Impact is a pretty cool program (if you stick to tweaking the examples)
On the positive side, I don't see as much to complain about as far as realism with these last runs, as judged by eye. In the off-center impact, back view from behind the coin, the perimeter of the coin can be seen drawing in towards the center until reaching a maximum deflection, followed by a muted elastic response. This is good, it indicates the handling of the elastoplastic response, with permanent well-distributed deformation yet some hysteresis, is at least qualitatively within expectation.
Taking Data; but how good?
Of course, trackers will be added to record dynamic quantities as simulations progress, but there will be limited time to do much in the way of validation except very simple systems. There will be no way, in general, to detect a subtle computational error unless it violates energy conservation. Therefore, it is best to approach all of the forthcoming simulations from a relative or comparative perspective, as well as a critical eye, both with respect to ones performed in the same environment as well as differing frameworks.
Virtual Whatevers
One has to think of these simulations as valid representations of something, so long as there are no obvious flaws, but applying whatever lessons learned will require care and discernment. The bullet and coin is an extremely simple system. From a theoretical standpoint, there is an infinite variety of results to be obtained from varying the available parameters, though probably the input maps continuously and fairly smoothly to results within the valid solution domain. From a practical standpoint, each framework has limitations on how accurately it can reproduce physical systems far from equilibrium, there may be only a limited band or no range at all where the simulation corresponds to reality, even with a bullet and coin.
Clock Time
It takes about 10 minutes to run each of these last series. Much more overhead pre and post. As the system scales in complexity, the time to compute increases drastically. As does setup and post processing, though not as much. So also does the chance of catastrophic blowup (singular matrix, program exception, etc) increase. It's not possible in the spare time of one person to fully evaluate the universe of discourse composed only of a bullet and a coin, and that's not even much like concrete, trusses, columns and office contents.

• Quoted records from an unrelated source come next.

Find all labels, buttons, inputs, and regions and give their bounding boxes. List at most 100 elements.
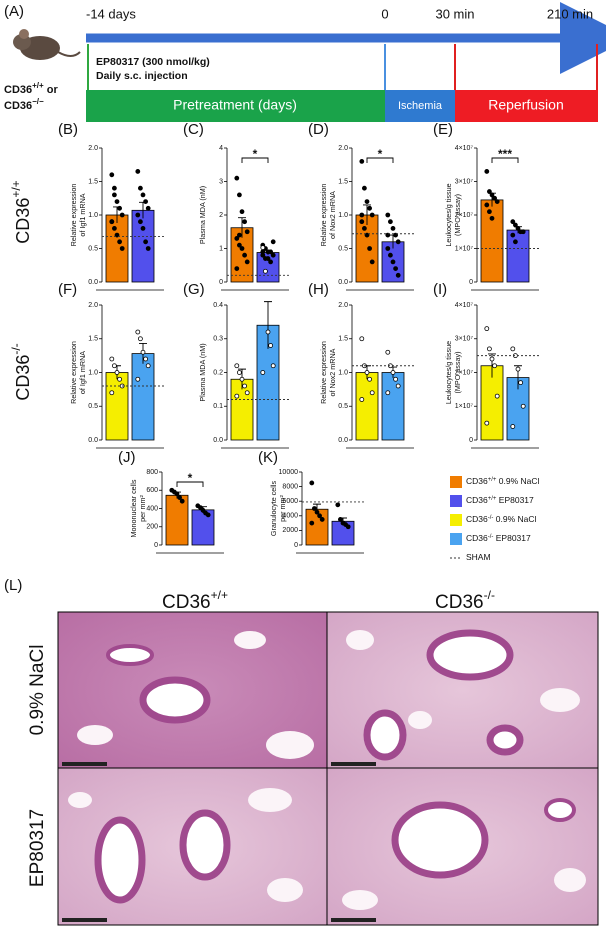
data-point (270, 363, 276, 369)
row-header: 0.9% NaCl (27, 645, 48, 736)
significance-bracket (176, 481, 204, 487)
y-axis-label: Relative expression (69, 184, 78, 247)
data-point (395, 272, 401, 278)
histology-features (94, 629, 576, 904)
data-point (265, 329, 271, 335)
data-point (337, 517, 343, 522)
tissue-spaces (68, 630, 586, 910)
bar (191, 509, 215, 546)
y-axis-label: Plasma MDA (nM) (198, 186, 207, 244)
legend-text: CD36 (466, 514, 488, 524)
data-point (359, 219, 365, 225)
data-point (117, 239, 122, 245)
y-tick-label: 0.4 (213, 302, 223, 309)
y-tick-label: 0.0 (213, 437, 223, 444)
data-point (109, 356, 115, 362)
y-tick-label: 0.0 (338, 279, 348, 286)
legend-text: CD36 (466, 533, 488, 543)
significance-bracket (241, 157, 269, 163)
data-point (236, 242, 242, 248)
data-point (359, 212, 365, 218)
data-point (239, 246, 245, 251)
panel-letter: (C) (183, 121, 204, 138)
data-point (268, 343, 274, 348)
data-point (345, 524, 351, 530)
y-axis-label: Leukocytes/g tissue (444, 183, 453, 246)
legend-text: EP80317 (496, 495, 534, 505)
data-point (390, 259, 396, 265)
y-axis-label: (MPO assay) (453, 352, 462, 394)
y-axis-label: Plasma MDA (nM) (198, 343, 207, 401)
data-point (135, 329, 141, 335)
panel-letter: (H) (308, 281, 329, 298)
significance-label: * (253, 147, 258, 161)
legend-swatch (450, 514, 462, 526)
data-point (317, 513, 323, 519)
data-point (135, 212, 141, 218)
y-tick-label: 1.0 (88, 212, 98, 219)
data-point (242, 252, 248, 258)
data-point (510, 346, 516, 352)
y-tick-label: 0.0 (88, 279, 98, 286)
y-axis-label: Granulocyte cells (269, 481, 278, 537)
data-point (268, 249, 274, 255)
y-tick-label: 6000 (282, 498, 298, 505)
data-point (236, 192, 242, 198)
y-tick-label: 1×10⁷ (455, 245, 474, 252)
y-tick-label: 200 (146, 524, 158, 531)
y-tick-label: 400 (146, 505, 158, 512)
data-point (359, 158, 365, 164)
data-point (143, 199, 149, 205)
data-point (314, 509, 320, 515)
data-point (492, 195, 498, 201)
data-point (486, 209, 492, 215)
y-tick-label: 2.0 (88, 145, 98, 152)
data-point (309, 480, 315, 486)
data-point (513, 222, 518, 228)
data-point (109, 219, 115, 225)
row-header: EP80317 (27, 809, 48, 887)
data-point (236, 232, 242, 238)
data-point (119, 246, 125, 251)
data-point (311, 506, 317, 511)
data-point (119, 212, 125, 218)
panel-letter: (K) (258, 449, 278, 466)
timeline-tick: 210 min (547, 6, 593, 21)
y-tick-label: 2.0 (338, 302, 348, 309)
data-point (239, 376, 245, 382)
data-point (390, 225, 396, 231)
bar (381, 372, 405, 441)
data-point (242, 383, 248, 389)
legend-text: CD36 (466, 495, 488, 505)
data-point (140, 192, 146, 198)
y-tick-label: 2.0 (88, 302, 98, 309)
y-tick-label: 0 (469, 437, 473, 444)
genotype-label: CD36+/+ or (4, 81, 58, 96)
data-point (260, 245, 266, 251)
data-point (117, 376, 122, 382)
legend-label: CD36-/- EP80317 (466, 533, 531, 543)
data-point (140, 225, 146, 231)
panel-letter: (F) (58, 281, 77, 298)
data-point (236, 370, 242, 375)
data-point (137, 336, 143, 342)
timeline-tick: 30 min (435, 6, 474, 21)
y-tick-label: 0 (469, 279, 473, 286)
data-point (489, 356, 495, 362)
data-point (112, 363, 117, 369)
data-point (494, 393, 500, 399)
bar (165, 494, 189, 546)
data-point (145, 363, 151, 369)
legend-text: EP80317 (493, 533, 531, 543)
data-point (319, 517, 325, 522)
y-tick-label: 2000 (282, 527, 298, 534)
data-point (270, 239, 276, 245)
legend-label: SHAM (466, 552, 491, 562)
timeline-tick: -14 days (86, 6, 136, 21)
y-tick-label: 0.5 (88, 245, 98, 252)
y-tick-label: 2 (219, 212, 223, 219)
data-point (385, 246, 391, 251)
y-tick-label: 1.0 (88, 369, 98, 376)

As notions become evident, they can be assimilated and guide future study towards fruitful results, primarily by exclusion of the uninteresting. It is an exercise in becoming an efficient cyborg, or the converse, if nothing else.
All properties of the simulation exactly the same as the rotated bullet above, except now the bullet is 'steel' instead of 'super lead'.
The visualization depicts total strain per element, and this time there's a front view instead of back view.
Side view
Front view
Here's an example of a means to obtain some correspondence between a particular simulator and a real (though very simple) physical system, besides comparison with analytical results for eigenvalues and momentum conservation: axial compression tests.
Consider cylinders. There is plenty of research in free literature covering [acronym=Analytical-Physical-Computational Experimentation]APCE[/acronym]* of axial load testing of cylinders of various material, solid/hollow, sizes and thicknesses. Some examples:
The downward velocity of parts of buildings in the course of rapid collapse is compared with the velocity in free fall.
The comparison shows that there are significant upward reactions acting on the falling parts.
Based on laboratory tests on scaled down rubble, a power law compaction curve is introduced and the penetration of a falling mass into the rubble is predicted.
It is shown that deeper layers of rubble can be represented by a modification in one of the parameters of the compaction curve.